After delay from the gun control debate, the Assembly took up the scheduled calendar of bills that included health care, economic development, and workforce issues. Related to health care, the Assembly approved several proposals that are now awaiting Senate action if they are to pass this session. These bills include: AB 627 that would use excess money from the budgeted dental reimbursement pilot in the Medical Assistance (MA) program to expand the pilot to more counties; AB 654 that would implement 911 dispatcher assisted CPR in Wisconsin; AB 798 that allows for direct primary care agreements between patients and providers;  AB 871 that implements an intensive care coordination program in MA; AB 920 that would allow employer groups to offer self-funded health care benefits to their employees in a health care benefit arrangement; and the latest Heroin Opioid Prevention and Education (HOPE) bills from Rep. John Nygren (R-Marinette). The Senate could also act in March on the pre-existing conditions bill passed by the Assembly in June. Walker called on the Senate to pass the bill in his State of the State speech.

Related to economic and workforce development, the Assembly passed: AB 733 that would waive fees for initial occupation credentials for people whose incomes are beneath 180 percent of the federal poverty line and expand fee waivers for veterans; AB 829 that would prohibit discrimination in licensing based on certain arrest or conviction records; several bills promoting apprenticeships; and Gov. Walker’s plans for $6.8 million for talent attraction and $50 million for rural economic development. These bills all await Senate action in order to pass this session.

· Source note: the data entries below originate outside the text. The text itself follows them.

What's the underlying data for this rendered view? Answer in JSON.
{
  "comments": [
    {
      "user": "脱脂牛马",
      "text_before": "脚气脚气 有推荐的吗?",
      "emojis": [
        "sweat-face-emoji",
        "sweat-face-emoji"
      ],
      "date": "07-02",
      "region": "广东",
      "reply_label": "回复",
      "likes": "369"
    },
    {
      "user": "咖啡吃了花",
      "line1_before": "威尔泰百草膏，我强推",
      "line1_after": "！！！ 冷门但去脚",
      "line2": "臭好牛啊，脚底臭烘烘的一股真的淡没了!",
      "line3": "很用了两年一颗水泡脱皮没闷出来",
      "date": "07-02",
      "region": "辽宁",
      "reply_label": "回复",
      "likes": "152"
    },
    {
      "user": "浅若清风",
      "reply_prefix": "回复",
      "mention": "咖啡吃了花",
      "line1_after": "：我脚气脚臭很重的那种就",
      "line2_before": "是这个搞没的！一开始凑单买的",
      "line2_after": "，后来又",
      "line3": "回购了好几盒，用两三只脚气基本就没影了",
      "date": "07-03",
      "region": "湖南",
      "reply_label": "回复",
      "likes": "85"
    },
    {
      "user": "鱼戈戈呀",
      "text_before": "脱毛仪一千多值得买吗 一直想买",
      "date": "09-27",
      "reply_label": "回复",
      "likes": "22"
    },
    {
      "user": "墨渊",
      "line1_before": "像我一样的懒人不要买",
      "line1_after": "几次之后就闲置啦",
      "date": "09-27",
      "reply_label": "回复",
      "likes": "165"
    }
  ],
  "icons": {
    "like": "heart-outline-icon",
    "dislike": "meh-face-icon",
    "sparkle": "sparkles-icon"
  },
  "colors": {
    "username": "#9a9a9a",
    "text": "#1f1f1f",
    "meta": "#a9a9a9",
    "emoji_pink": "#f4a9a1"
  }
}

The Assembly also passed and sent to the governor SB 781, prohibiting an injured employee from filing an action in tort against third parties regardless of whether the employee makes a claim for compensation under the Worker’s Compensation Act against his or her employer. The passage of this bill reverses the Wisconsin Court of Appeals, Dist. III decision in Ehr v. West Bend Mutual Ins. Co..

The Assembly took votes until nearly midnight on Feb. 20, then pushed the rest of the calendar to the next day. In their Feb. 21 session, the Assembly approved and sent to the governor a package of crime victim prevention bills from Rep. Sanfelippo and Sen. Leah Vukmir (R-Brookfield). The Assembly also passed the juvenile corrections plan, the fate of which is unknown in the Senate.

 

Assembly – Feb. 22

In what appeared to be its final meeting of 2018, the Assembly wrapped up several other items called for by Gov. Walker that now await Senate action.

The Assembly passed on a voice vote AB 773 that would reform Wisconsin’s civil liability statutes to lower litigation costs for Wisconsin businesses and government. Over 30 Wisconsin business organizations support the bill that would update discovery and class action rules in the state. Walker called on the legislature to pass legal reform as part of his small business plan laid out in his State of the State address.

Other Walker priorities passed by the Assembly include a child tax rebate and sales tax holiday and a tax credit incentive package to keep Kimberly-Clark in Wisconsin. The Senate has not yet indicated how it will proceed on these issues.

The Assembly also amended and passed SB 54, related to parole revocation recommendation, to add district attorney positions to several counties, provide $350 million in bonding for a new adult prison, and soften some of the bill’s revocation recommendation language. The Senate now must concur in the Assembly action on SB 54 before Gov. Walker can sign the bill.

Democrats in both the Senate and Assembly attempted to bring up votes on the “dark store” property tax assessment bills throughout the week. On Feb. 22, Assembly Republican leadership worked throughout the day on a compromise between business groups and local officials on both sides of the issue. However, in the end the compromise lost support and died at the end of a long week of session. The “dark store bill” was added to the list of bills most likely dead until next session.